Ten days, and steadily counting down. Members of our 1972 class from Burbank High School will be gathering to catch up, reminisce, trade stories...and perhaps even rebuild a few bridges that got torn down over the past 40 years.
Speaking only for myself, a part of me is like a young girl again, giggling with anticipation, while I download YouTube clips of oldies I used to listen to on my little RCA transistor radio. I'm instantly transported back, from the responsibilities of my grownup present, and I can see the faces of those around me in my classes, as if we never left that time. In that wonderful never-ending alternate reality of misty nostalgia, we are all there, and always will be.
Another part of me is pretty damned nervous.
My new dress is hanging here in my closet, my shiny sandals are sitting newly-purchased in their box, and my bling-y jewelry has been carefully chosen. The dress code on the reunion website says "dressy casual." Dressy casual...what's that anyway? From my woman's perspective, there's only one or the other, and I'm determined to go with the former, to honor my friends, my gentleman friend-escort, and, of course, this occasion. And even though I'm not a betting woman, I'd put down a serious wager that I won't be the only one who'll be "gussied up" that night. C'mon, it's our special night, for heaven's sake!
I call this "prom night" because of the level of anticipatory energy--and because I didn't go to my 1972 prom. There were many reasons I wasn't at that once-in-a-lifetime event, and it made for one of the many regrets I've carried throughout my life.

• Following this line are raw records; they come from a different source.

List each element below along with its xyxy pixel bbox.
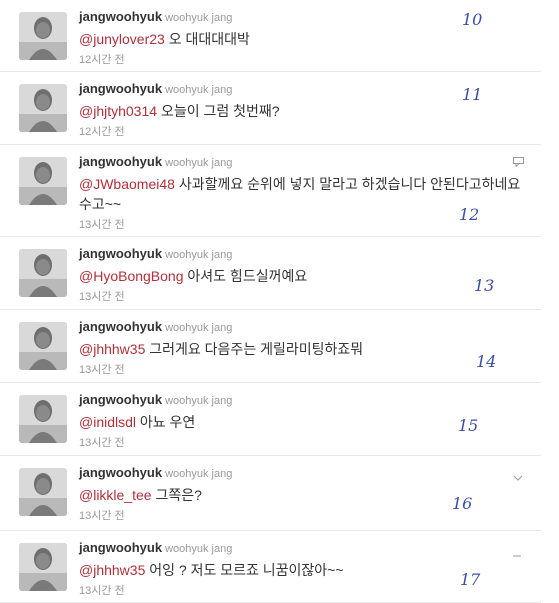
mention-link[interactable]: @likkle_tee xyxy=(79,487,152,503)
tweet-content: jangwoohyuk woohyuk jang @jhhhw35 그러게요 다음주… xyxy=(79,319,529,377)
tweet-item[interactable]: jangwoohyuk woohyuk jang @jhhhw35 어잉 ? 저도 … xyxy=(0,531,559,603)
handwritten-number: 14 xyxy=(476,352,497,371)
full-name: woohyuk jang xyxy=(165,157,233,169)
mention-link[interactable]: @inidlsdl xyxy=(79,414,136,430)
timestamp-link[interactable]: 12시간 전 xyxy=(79,123,529,139)
tweet-item[interactable]: jangwoohyuk woohyuk jang @junylover23 오 대대… xyxy=(0,0,559,72)
tweet-text: @jhhhw35 그러게요 다음주는 게릴라미팅하죠뭐 xyxy=(79,339,529,359)
screen-name-link[interactable]: jangwoohyuk xyxy=(79,246,162,261)
tweet-header: jangwoohyuk woohyuk jang xyxy=(79,465,529,482)
tweet-message: 그러게요 다음주는 게릴라미팅하죠뭐 xyxy=(149,341,364,357)
more-icon[interactable] xyxy=(513,551,523,559)
full-name: woohyuk jang xyxy=(165,84,233,96)
screen-name-link[interactable]: jangwoohyuk xyxy=(79,154,162,169)
chevron-down-icon[interactable] xyxy=(513,474,523,482)
screen-name-link[interactable]: jangwoohyuk xyxy=(79,319,162,334)
screen-name-link[interactable]: jangwoohyuk xyxy=(79,392,162,407)
tweet-text: @HyoBongBong 아셔도 힘드실꺼예요 xyxy=(79,266,529,286)
avatar[interactable] xyxy=(19,84,67,132)
avatar[interactable] xyxy=(19,543,67,591)
handwritten-number: 11 xyxy=(462,85,483,104)
handwritten-number: 16 xyxy=(452,494,473,513)
avatar[interactable] xyxy=(19,395,67,443)
timestamp-link[interactable]: 13시간 전 xyxy=(79,288,529,304)
tweet-item[interactable]: jangwoohyuk woohyuk jang @HyoBongBong 아셔도 … xyxy=(0,237,559,310)
tweet-item[interactable]: jangwoohyuk woohyuk jang @JWbaomei48 사과할께요… xyxy=(0,145,559,237)
tweet-item[interactable]: jangwoohyuk woohyuk jang @inidlsdl 아뇨 우연 13… xyxy=(0,383,559,456)
tweet-header: jangwoohyuk woohyuk jang xyxy=(79,246,529,263)
tweet-timeline: jangwoohyuk woohyuk jang @junylover23 오 대대… xyxy=(0,0,559,603)
full-name: woohyuk jang xyxy=(165,249,233,261)
tweet-content: jangwoohyuk woohyuk jang @jhhhw35 어잉 ? 저도 … xyxy=(79,540,529,598)
avatar[interactable] xyxy=(19,468,67,516)
full-name: woohyuk jang xyxy=(165,468,233,480)
timestamp-link[interactable]: 12시간 전 xyxy=(79,51,529,67)
handwritten-number: 10 xyxy=(462,10,483,29)
tweet-text: @junylover23 오 대대대대박 xyxy=(79,29,529,49)
screen-name-link[interactable]: jangwoohyuk xyxy=(79,465,162,480)
handwritten-number: 13 xyxy=(474,276,495,295)
tweet-message: 오늘이 그럼 첫번째? xyxy=(160,103,280,119)
tweet-message: 아셔도 힘드실꺼예요 xyxy=(187,268,308,284)
avatar[interactable] xyxy=(19,322,67,370)
mention-link[interactable]: @JWbaomei48 xyxy=(79,176,175,192)
handwritten-number: 15 xyxy=(458,416,479,435)
full-name: woohyuk jang xyxy=(165,543,233,555)
reply-icon[interactable] xyxy=(513,157,524,168)
tweet-item[interactable]: jangwoohyuk woohyuk jang @jhjtyh0314 오늘이 그… xyxy=(0,72,559,145)
screen-name-link[interactable]: jangwoohyuk xyxy=(79,81,162,96)
tweet-text: @jhjtyh0314 오늘이 그럼 첫번째? xyxy=(79,101,529,121)
mention-link[interactable]: @jhjtyh0314 xyxy=(79,103,157,119)
handwritten-number: 17 xyxy=(460,570,481,589)
tweet-message: 오 대대대대박 xyxy=(168,31,250,47)
full-name: woohyuk jang xyxy=(165,322,233,334)
tweet-header: jangwoohyuk woohyuk jang xyxy=(79,392,529,409)
mention-link[interactable]: @junylover23 xyxy=(79,31,165,47)
tweet-message: 그쪽은? xyxy=(155,487,202,503)
avatar[interactable] xyxy=(19,157,67,205)
full-name: woohyuk jang xyxy=(165,12,233,24)
mention-link[interactable]: @jhhhw35 xyxy=(79,341,145,357)
handwritten-number: 12 xyxy=(459,205,480,224)
tweet-message: 아뇨 우연 xyxy=(139,414,196,430)
tweet-header: jangwoohyuk woohyuk jang xyxy=(79,540,529,557)
mention-link[interactable]: @jhhhw35 xyxy=(79,562,145,578)
full-name: woohyuk jang xyxy=(165,395,233,407)
page-edge xyxy=(541,0,559,603)
avatar[interactable] xyxy=(19,249,67,297)
timestamp-link[interactable]: 13시간 전 xyxy=(79,434,529,450)
tweet-item[interactable]: jangwoohyuk woohyuk jang @likkle_tee 그쪽은? 1… xyxy=(0,456,559,531)
screen-name-link[interactable]: jangwoohyuk xyxy=(79,9,162,24)
mention-link[interactable]: @HyoBongBong xyxy=(79,268,184,284)
avatar[interactable] xyxy=(19,12,67,60)
screen-name-link[interactable]: jangwoohyuk xyxy=(79,540,162,555)
timestamp-link[interactable]: 13시간 전 xyxy=(79,361,529,377)
tweet-content: jangwoohyuk woohyuk jang @HyoBongBong 아셔도 … xyxy=(79,246,529,304)
tweet-header: jangwoohyuk woohyuk jang xyxy=(79,154,529,171)
tweet-item[interactable]: jangwoohyuk woohyuk jang @jhhhw35 그러게요 다음주… xyxy=(0,310,559,383)
tweet-message: 어잉 ? 저도 모르죠 니꿈이잖아~~ xyxy=(149,562,344,578)
tweet-header: jangwoohyuk woohyuk jang xyxy=(79,319,529,336)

At several points throughout this past year, and in response to various personal events, I have considered giving this reunion the go-by. Finally, I have decided that I don't want to add to the length of my "shoulda" list. The urgency of my life has gotten in the way of maintaining the importance of friendships, and perhaps reconnecting with classmates can help, in some ways, to make amends.
On August 18, I want to arrive with my heart and love. Stretching out my hands may be not only a social gesture for the evening, but a way to forge a whole new beginning.